Bayram sabahında Namazdan çıkan cemaat, birbirleri ile bayramlaştıktan sonra, cemaatin daimi üyeleri bir arada, diğer ahali ise her kes kafasının daha iyi uyuştuğu kişi yada kişiler olarak gurup gurup tek tek ev ev bayram ziyareti yaparak bayramlaşma başlar, evden şeker almaya özen gösterilirdi.
Bayramı dolaşanlar tarafından bayram şekeri alınmayan bir ev sahibi kendilerinde bir eksiklik hissi duyarlardı. Onun için Bayramı dolaşanlar mutlaka her evden birer şeker almaya özen gösterirler.
Bayram ziyareti bittikten sonra her kişi kendi gurubu ile yada kenedi başına ev ahalisi ile yemek yer bayramın aktif bölümü bu şekilde sona ererdi.
Bayramın sabahının en mutlu olanları çocuklar ile yaşlılar olurlar..
Bayram sabahında güneşin ilk ışıkları ile büyük heyecan ile yeni giysilerini, ayakkabısını giyen çocuklar büyük bir sevinç ile şeker toplamaya mutlu bir şekilde çıkarlar.
Bayram sabahını ikinci büyük sevinci yaşayan ve mutlu olanı her zaman toplumumuzun büyük değerleri olan yaşlılarımız olmuştur. Yaşlılarımızda bayram sabahı çocuksu bir heyecanla temiz ve düzenli bir şekilde bayram şerefine giyinir camiye gider, gelir dolaşabildiği kadar konu komşu akrabayı dolaşır bayramlarını kutlar ve gelip her zamanki evdeki köşesinde mağrur bir şekilde oturur ve kendisine değer verilmesini bekler, o esnada ev ahalisi tek tek sıraya girer evin yaşlılarının/yaşlısının elini öper, yaşlıları çok mutlu ederler.
Şayet yaşlıları dışarıdan gelen akrabalarda o sabah gelip ziyaret eder, ellerini öperlerse yaşlılar, biraz daha gururlanır mağrurlanır ve halen kendisine çok değer verildiğini, yalnız olmadığını düşünür dünyanın en mutlu insanı olurlar.
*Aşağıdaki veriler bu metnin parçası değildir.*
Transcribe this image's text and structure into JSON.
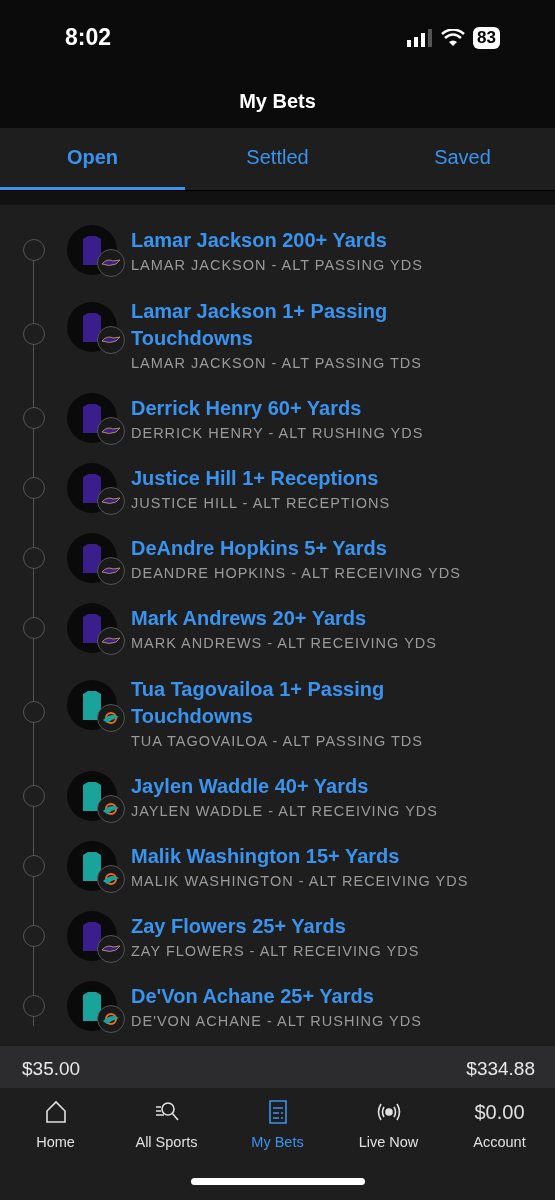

Bizlerde bir bayram sabahında bayram ziyaretlerini, unutmadan, yaşlıları, hastaları ve düşkünleri hatırlayarak ve sabahın kuş cıvıltıları olan çocukları mutlu ederek mutlu bir bayram yaşamaya ve yaşatmaya gelenek göreneklerimizi sürdürmeye devam edelim.